System prompt extraction is the narrower operational variant: causing a deployed model to reveal system prompt contents through adversarial questioning. OWASP treats this as a distinct risk category (LLM07) because system prompts frequently contain business logic, API keys, and behavioral constraints intended to be confidential. The consistent finding from disclosed incidents is that instruction-based confidentiality (“do not reveal this information”) does not constitute a security control — it is behavioral guidance that adversarial inputs can override.

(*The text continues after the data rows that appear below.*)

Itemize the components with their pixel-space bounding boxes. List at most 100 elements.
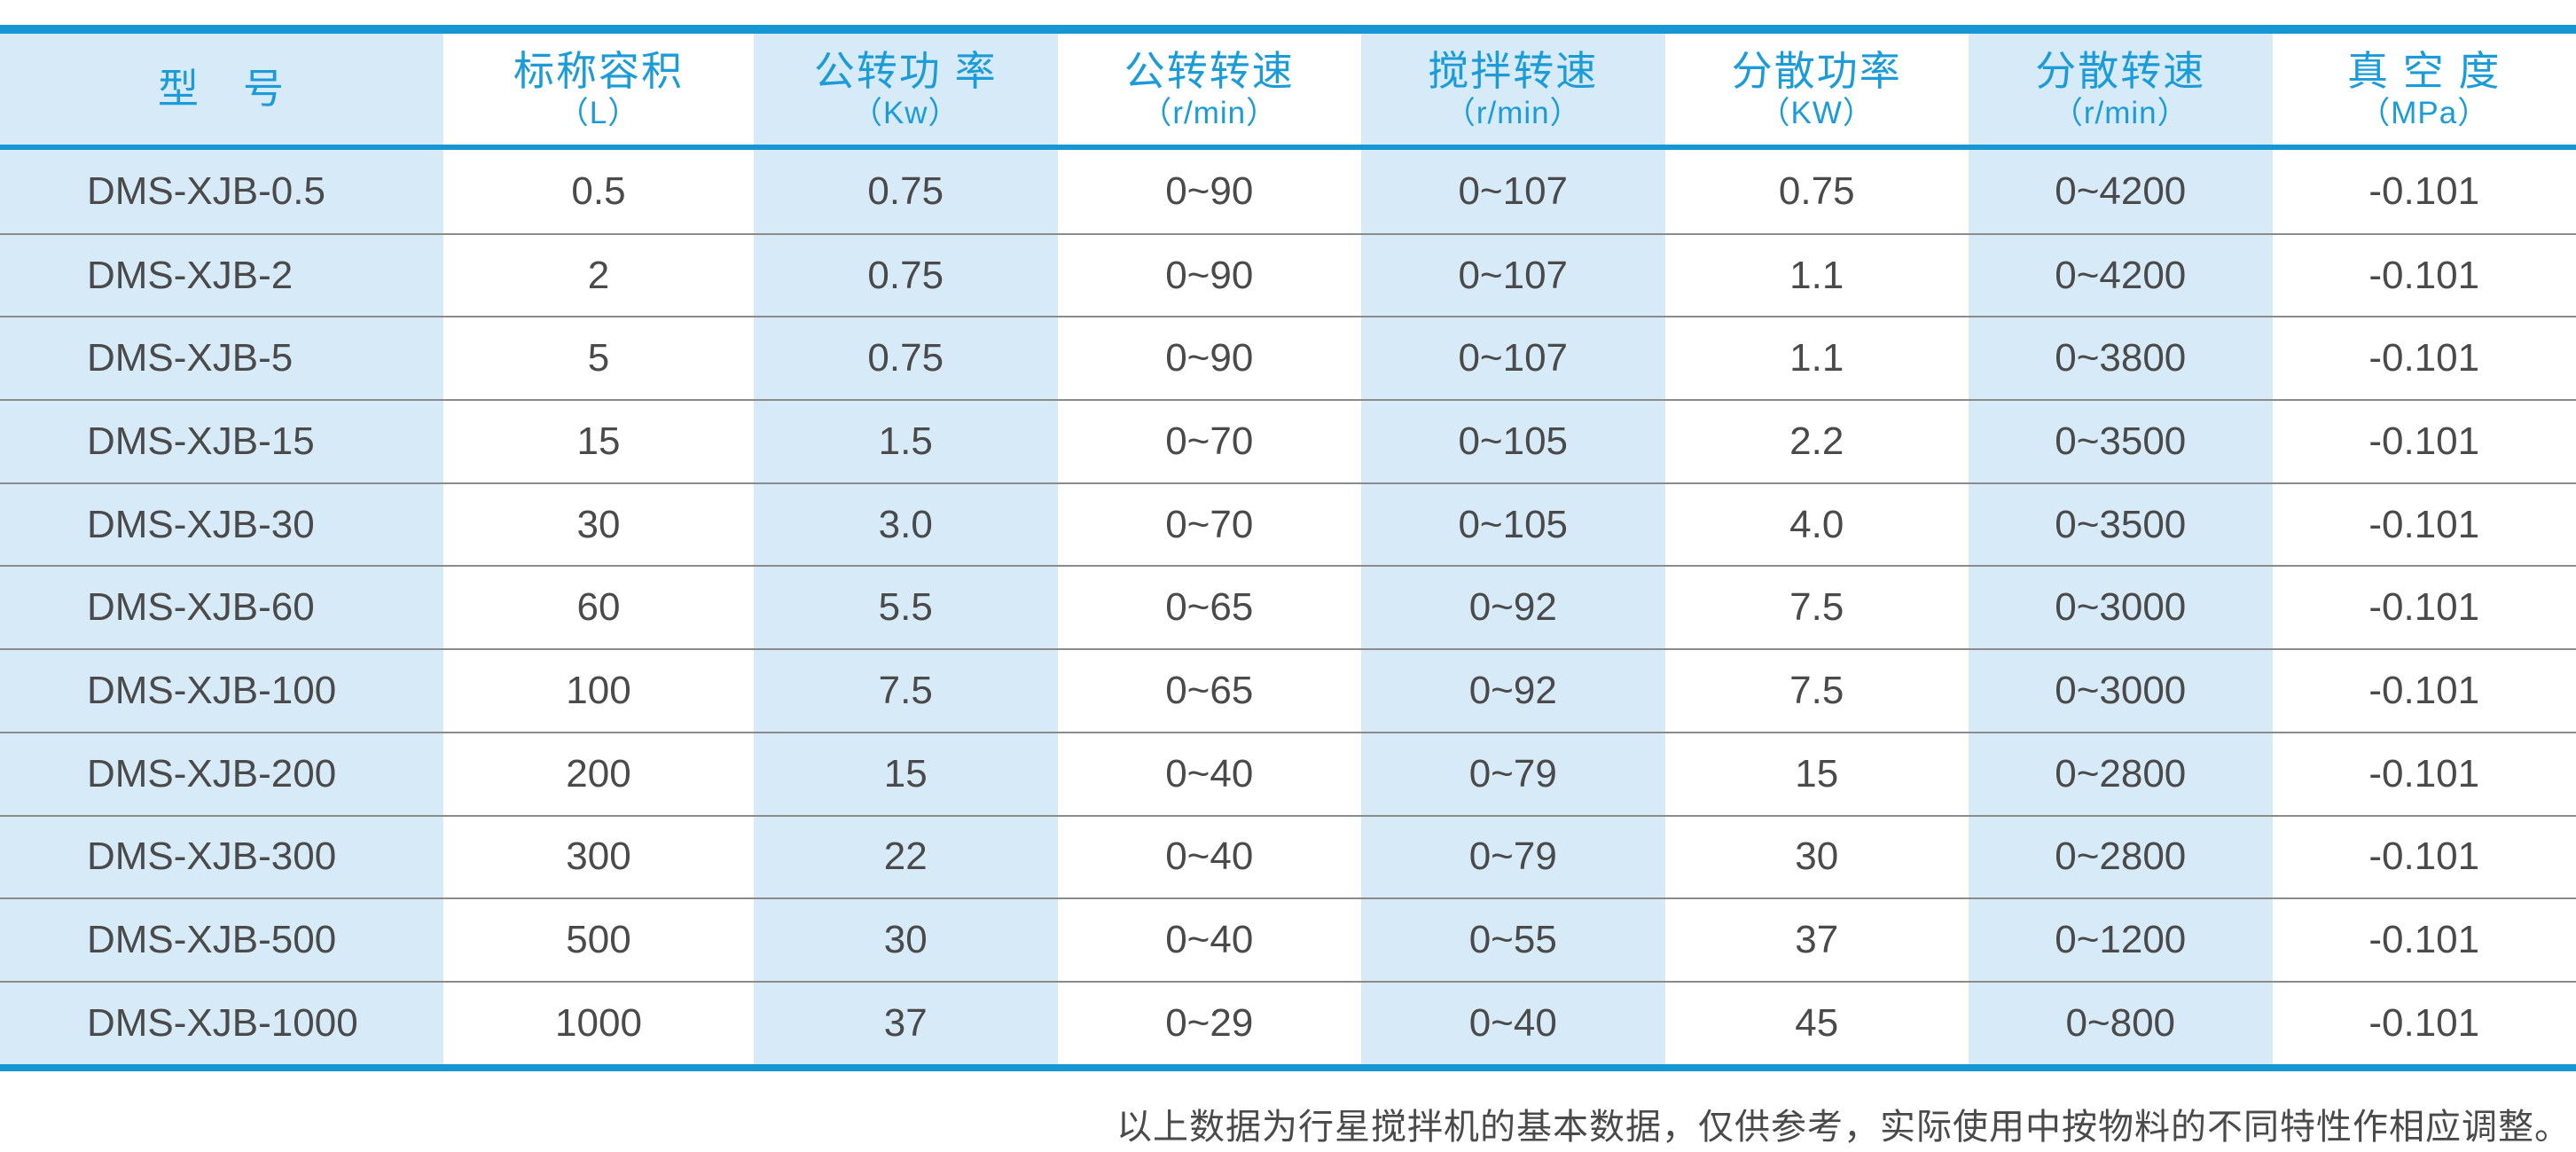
value-cell: 30 [443,483,754,566]
header-cell-revolution-speed: 公转转速 （r/min） [1057,34,1361,145]
header-cell-revolution-power: 公转功 率 （Kw） [754,34,1058,145]
value-cell: -0.101 [2272,150,2576,233]
header-cell-dispersion-power: 分散功率 （KW） [1664,34,1969,145]
header-title: 公转功 率 [813,47,998,94]
value-cell: 0~65 [1057,650,1361,732]
header-title: 分散转速 [2035,47,2206,94]
value-cell: -0.101 [2272,733,2576,815]
header-unit: （L） [557,95,640,130]
value-cell: -0.101 [2272,816,2576,898]
value-cell: 7.5 [1664,650,1969,732]
footnote-text: 以上数据为行星搅拌机的基本数据，仅供参考，实际使用中按物料的不同特性作相应调整。 [1116,1107,2571,1148]
value-cell: 5.5 [754,567,1058,649]
table-row: DMS-XJB-300 300 22 0~40 0~79 30 0~2800 -0.101 [0,814,2576,898]
table-row: DMS-XJB-200 200 15 0~40 0~79 15 0~2800 -0.101 [0,731,2576,815]
value-cell: 0~55 [1361,899,1665,981]
value-cell: 0~3000 [1969,567,2273,649]
table-row: DMS-XJB-2 2 0.75 0~90 0~107 1.1 0~4200 -0.101 [0,232,2576,317]
value-cell: 15 [754,733,1058,815]
value-cell: 0~70 [1057,483,1361,566]
header-title: 公转转速 [1124,47,1295,94]
value-cell: -0.101 [2272,899,2576,981]
value-cell: 0~65 [1057,567,1361,649]
value-cell: 0.75 [1664,150,1969,233]
value-cell: 0~1200 [1969,899,2273,981]
value-cell: 30 [1664,816,1969,898]
value-cell: 15 [443,401,754,482]
model-cell: DMS-XJB-2 [0,234,443,317]
table-top-border [0,25,2576,34]
header-title: 搅拌转速 [1428,47,1599,94]
value-cell: 45 [1664,982,1969,1064]
value-cell: 37 [754,982,1058,1064]
value-cell: 0~2800 [1969,733,2273,815]
table-row: DMS-XJB-500 500 30 0~40 0~55 37 0~1200 -0.101 [0,897,2576,981]
header-unit: （r/min） [2051,95,2189,130]
table-row: DMS-XJB-30 30 3.0 0~70 0~105 4.0 0~3500 -0.101 [0,482,2576,566]
value-cell: 37 [1664,899,1969,981]
value-cell: 22 [754,816,1058,898]
value-cell: 200 [443,733,754,815]
header-unit: （r/min） [1140,95,1279,130]
value-cell: 0~107 [1361,234,1665,317]
value-cell: 1.1 [1664,234,1969,317]
value-cell: 0~2800 [1969,816,2273,898]
header-title: 真 空 度 [2346,47,2502,94]
value-cell: 0~105 [1361,401,1665,482]
model-cell: DMS-XJB-300 [0,816,443,898]
model-cell: DMS-XJB-15 [0,401,443,482]
value-cell: 60 [443,567,754,649]
table-header-row: 型 号 标称容积 （L） 公转功 率 （Kw） 公转转速 （r/min） 搅拌转… [0,34,2576,150]
value-cell: 0~3000 [1969,650,2273,732]
model-cell: DMS-XJB-30 [0,483,443,566]
header-cell-dispersion-speed: 分散转速 （r/min） [1969,34,2273,145]
value-cell: -0.101 [2272,650,2576,732]
value-cell: -0.101 [2272,317,2576,400]
value-cell: 30 [754,899,1058,981]
value-cell: -0.101 [2272,401,2576,482]
header-cell-vacuum-degree: 真 空 度 （MPa） [2272,34,2576,145]
header-title: 型 号 [158,66,286,113]
value-cell: 0~3800 [1969,317,2273,400]
value-cell: 0~70 [1057,401,1361,482]
value-cell: 0~3500 [1969,483,2273,566]
model-cell: DMS-XJB-5 [0,317,443,400]
table-row: DMS-XJB-0.5 0.5 0.75 0~90 0~107 0.75 0~4200 -0.… [0,150,2576,233]
value-cell: 15 [1664,733,1969,815]
value-cell: -0.101 [2272,483,2576,566]
model-cell: DMS-XJB-200 [0,733,443,815]
value-cell: 3.0 [754,483,1058,566]
header-title: 标称容积 [513,47,684,94]
value-cell: 1000 [443,982,754,1064]
value-cell: 0.75 [754,317,1058,400]
value-cell: 0.5 [443,150,754,233]
table-bottom-border [0,1063,2576,1071]
header-unit: （Kw） [850,95,960,130]
value-cell: 0.75 [754,150,1058,233]
model-cell: DMS-XJB-1000 [0,982,443,1064]
table-body: DMS-XJB-0.5 0.5 0.75 0~90 0~107 0.75 0~4200 -0.… [0,150,2576,1064]
value-cell: 0~79 [1361,733,1665,815]
value-cell: 2 [443,234,754,317]
value-cell: 1.1 [1664,317,1969,400]
value-cell: 0~29 [1057,982,1361,1064]
value-cell: 0~40 [1057,816,1361,898]
header-unit: （r/min） [1444,95,1582,130]
value-cell: 0~90 [1057,234,1361,317]
model-cell: DMS-XJB-0.5 [0,150,443,233]
model-cell: DMS-XJB-500 [0,899,443,981]
table-row: DMS-XJB-60 60 5.5 0~65 0~92 7.5 0~3000 -0.101 [0,565,2576,649]
value-cell: 0~90 [1057,150,1361,233]
value-cell: -0.101 [2272,567,2576,649]
value-cell: -0.101 [2272,982,2576,1064]
value-cell: 0~3500 [1969,401,2273,482]
header-cell-nominal-volume: 标称容积 （L） [443,34,754,145]
value-cell: 0.75 [754,234,1058,317]
model-cell: DMS-XJB-100 [0,650,443,732]
value-cell: 0~107 [1361,317,1665,400]
table-row: DMS-XJB-5 5 0.75 0~90 0~107 1.1 0~3800 -0.101 [0,316,2576,400]
value-cell: 0~40 [1361,982,1665,1064]
value-cell: 4.0 [1664,483,1969,566]
value-cell: 7.5 [1664,567,1969,649]
value-cell: 500 [443,899,754,981]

Model extraction at larger scale — reconstructing a model’s behavior through API queries to the point where a functional surrogate can be built — remains a threat to proprietary deployments. An attacker with sufficient query budget can approximate proprietary model behavior without requiring access to the underlying weights.

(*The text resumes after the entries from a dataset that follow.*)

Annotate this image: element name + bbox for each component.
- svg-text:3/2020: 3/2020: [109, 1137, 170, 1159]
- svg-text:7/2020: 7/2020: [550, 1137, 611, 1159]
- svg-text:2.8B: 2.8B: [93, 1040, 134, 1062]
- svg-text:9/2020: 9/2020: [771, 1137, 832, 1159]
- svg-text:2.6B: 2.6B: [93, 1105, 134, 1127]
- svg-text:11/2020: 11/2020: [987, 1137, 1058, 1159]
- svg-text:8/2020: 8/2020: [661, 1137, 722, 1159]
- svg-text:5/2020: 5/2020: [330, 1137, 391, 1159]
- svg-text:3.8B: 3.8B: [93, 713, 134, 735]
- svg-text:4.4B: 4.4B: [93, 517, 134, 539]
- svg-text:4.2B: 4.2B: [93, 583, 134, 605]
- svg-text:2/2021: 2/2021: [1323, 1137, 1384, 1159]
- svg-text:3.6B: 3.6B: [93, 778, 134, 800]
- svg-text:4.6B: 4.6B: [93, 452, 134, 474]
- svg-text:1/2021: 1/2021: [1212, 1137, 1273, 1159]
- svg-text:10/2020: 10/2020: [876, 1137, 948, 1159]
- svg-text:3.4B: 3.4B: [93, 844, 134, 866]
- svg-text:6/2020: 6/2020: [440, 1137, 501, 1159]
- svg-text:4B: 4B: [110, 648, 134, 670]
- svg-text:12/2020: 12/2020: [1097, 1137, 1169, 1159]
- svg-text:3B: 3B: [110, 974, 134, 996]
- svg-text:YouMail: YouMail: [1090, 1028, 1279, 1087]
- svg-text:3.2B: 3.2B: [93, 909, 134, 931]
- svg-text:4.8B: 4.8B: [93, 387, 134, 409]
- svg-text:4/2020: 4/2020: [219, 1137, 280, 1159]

What Actually Reduces Exposure
There is no patch that resolves LLM security risks at the architecture level. The controls that make a measurable difference are:
- Input and output validation: validate inputs before they reach the model; validate outputs before they execute or render — this is not optional for agentic deployments
- Privilege minimization: models should have access to the minimum set of tools required; expand incrementally and with logging, not by default
- Retrieval integrity: authenticate and validate RAG content sources; treat retrieved content as untrusted regardless of source reputation
- Artifact provenance: verify checksums and signatures on model artifacts; prefer models from documented, auditable sources
- Behavioral monitoring: instrument model behavior in production; anomalous output patterns often precede discovered vulnerabilities or active exploitation
- Adversarial testing before deployment: red-team prompt injection, jailbreaks, and tool misuse scenarios before production, not in response to incidents
The NIST AI Risk Management Framework ↗ provides the governance structure for organizing these controls — its Govern, Map, Measure, and Manage functions map onto the controls above at different organizational levels. The Generative AI Profile published by NIST in mid-2024 extends the core RMF to GenAI-specific risks.

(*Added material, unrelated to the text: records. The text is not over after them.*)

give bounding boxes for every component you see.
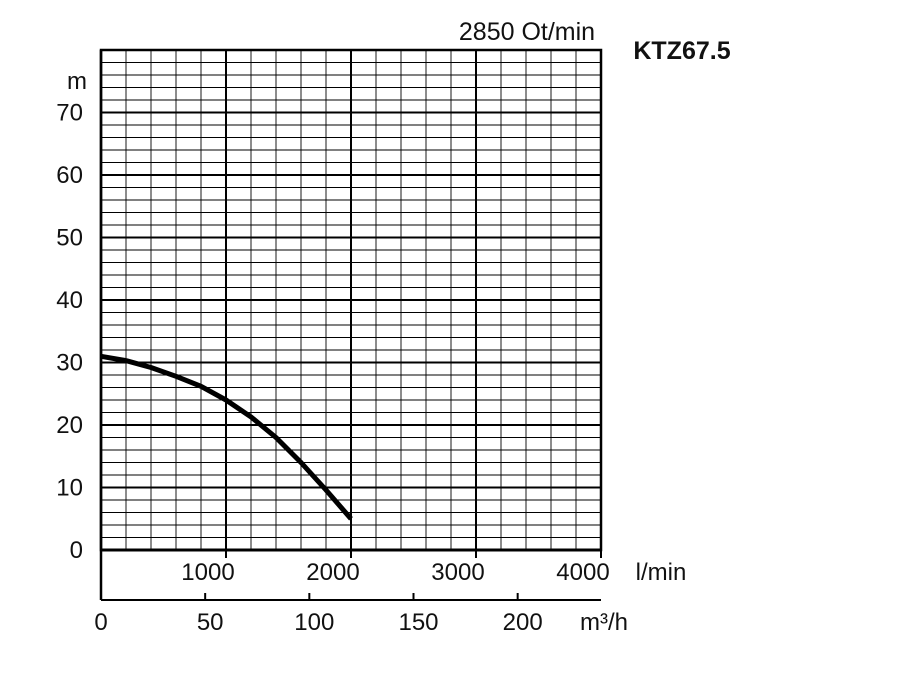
y-tick-label: 40 — [56, 287, 83, 314]
chart-title: KTZ67.5 — [633, 37, 730, 65]
y-tick-label: 70 — [56, 100, 83, 127]
y-tick-label: 60 — [56, 162, 83, 189]
x2-tick-label: 0 — [94, 609, 107, 636]
x-axis-unit-secondary: m³/h — [580, 609, 628, 636]
y-tick-label: 10 — [56, 475, 83, 502]
x-tick-label: 1000 — [181, 559, 234, 586]
y-tick-label: 20 — [56, 412, 83, 439]
curve-layer — [100, 353, 353, 521]
x-tick-label: 2000 — [306, 559, 359, 586]
x2-tick-label: 100 — [294, 609, 334, 636]
x-tick-labels: 1000 2000 3000 4000 — [181, 559, 609, 586]
y-tick-label: 50 — [56, 225, 83, 252]
x-tick-label: 4000 — [556, 559, 609, 586]
x-tick-labels-secondary: 0 50 100 150 200 — [94, 609, 542, 636]
y-tick-labels: 0 10 20 30 40 50 60 70 — [56, 100, 83, 565]
y-tick-label: 30 — [56, 350, 83, 377]
x-tick-label: 3000 — [431, 559, 484, 586]
series-line — [100, 353, 353, 521]
x-axis-unit-primary: l/min — [636, 559, 687, 586]
x2-tick-label: 200 — [503, 609, 543, 636]
x2-tick-label: 50 — [197, 609, 224, 636]
y-axis-unit-label: m — [67, 68, 87, 95]
x2-tick-label: 150 — [398, 609, 438, 636]
grid — [99, 48, 603, 601]
y-tick-label: 0 — [70, 537, 83, 564]
speed-label: 2850 Ot/min — [459, 18, 595, 46]
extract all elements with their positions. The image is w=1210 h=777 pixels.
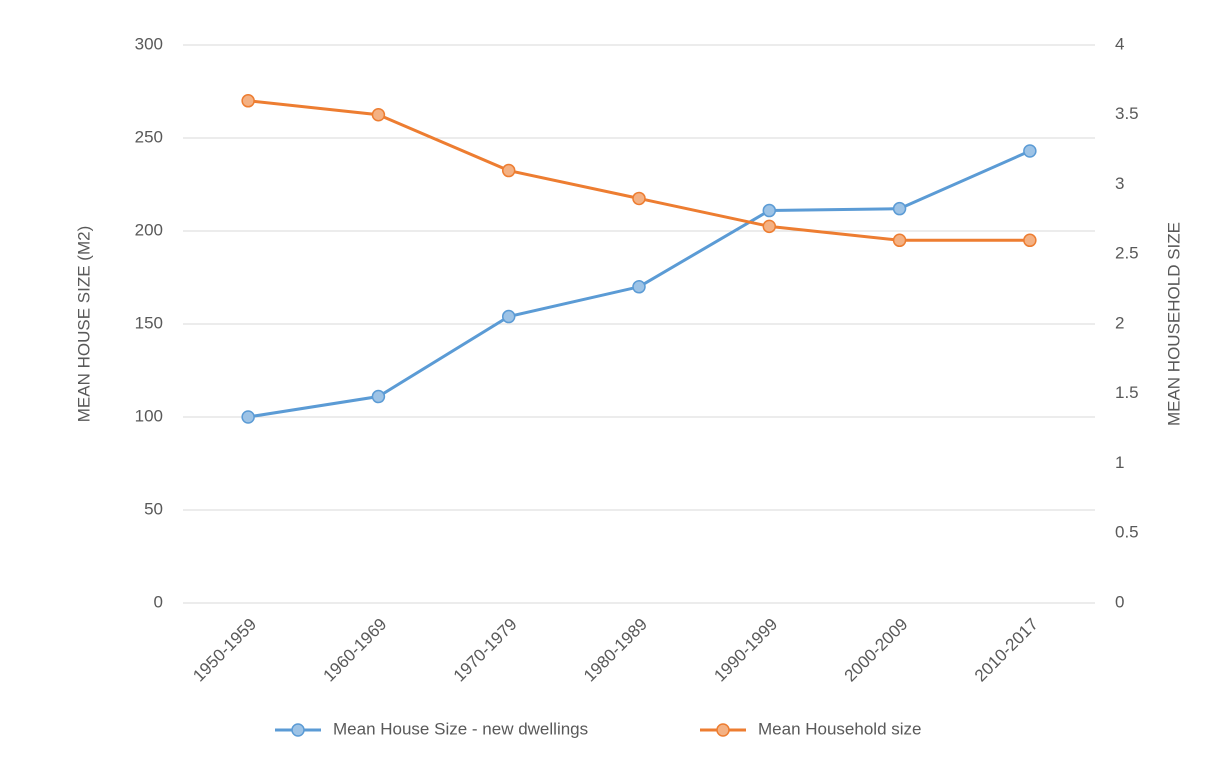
y-tick-label: 200 xyxy=(135,220,163,239)
data-point xyxy=(501,163,516,178)
legend-label: Mean House Size - new dwellings xyxy=(333,719,588,738)
y2-tick-label: 1 xyxy=(1115,453,1124,472)
y-tick-label: 250 xyxy=(135,127,163,146)
y-tick-label: 100 xyxy=(135,406,163,425)
legend-marker xyxy=(291,723,305,737)
data-point xyxy=(632,280,646,294)
y-tick-label: 300 xyxy=(135,34,163,53)
legend-label: Mean Household size xyxy=(758,719,921,738)
data-point xyxy=(371,389,386,404)
legend-marker xyxy=(716,723,730,737)
data-point xyxy=(241,410,255,424)
y2-tick-label: 2.5 xyxy=(1115,244,1139,263)
y-axis-title: MEAN HOUSE SIZE (M2) xyxy=(74,226,93,422)
data-point xyxy=(632,191,646,206)
data-point xyxy=(1023,233,1037,248)
y2-tick-label: 0 xyxy=(1115,592,1124,611)
data-point xyxy=(241,94,255,108)
data-point xyxy=(892,233,907,248)
data-point xyxy=(371,108,386,122)
data-point xyxy=(762,219,777,234)
y2-tick-label: 3 xyxy=(1115,174,1124,193)
y2-tick-label: 0.5 xyxy=(1115,523,1139,542)
y2-tick-label: 2 xyxy=(1115,313,1124,332)
data-point xyxy=(762,203,777,218)
y2-tick-label: 1.5 xyxy=(1115,383,1139,402)
y-tick-label: 50 xyxy=(144,499,163,518)
y2-tick-label: 4 xyxy=(1115,34,1124,53)
y-tick-label: 150 xyxy=(135,313,163,332)
data-point xyxy=(501,309,516,324)
y2-axis-title: MEAN HOUSEHOLD SIZE xyxy=(1164,222,1183,426)
data-point xyxy=(892,201,907,216)
y2-tick-label: 3.5 xyxy=(1115,104,1139,123)
y-tick-label: 0 xyxy=(154,592,163,611)
data-point xyxy=(1023,144,1037,158)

LLM security is an architectural problem, not a configuration problem. The decisions that determine exposure — what tools a model can access, what content it processes without validation, what actions it can take without human approval — are made early in the deployment design. They are difficult to retrofit after incidents confirm the risk.
Sources
- OWASP Top 10 for Large Language Model Applications 2025 ↗ — the primary community-driven risk classification for LLM deployments, updated to reflect 2024 incident data and agentic deployment patterns.
- OWASP LLM01:2025 Prompt Injection ↗ — detailed taxonomy of direct and indirect prompt injection with nine documented attack scenarios and mitigation guidance.
- NIST AI Risk Management Framework ↗ — NIST’s governance framework for AI risk, including the Generative AI Profile (NIST AI 600-1) covering GenAI-specific risk categories.
- NIST AI 100-2e2025: Adversarial Machine Learning Taxonomy ↗ — 2025 update to NIST’s adversarial ML taxonomy covering poisoning, evasion, extraction, and agent-specific attack classifications with enterprise deployment guidance.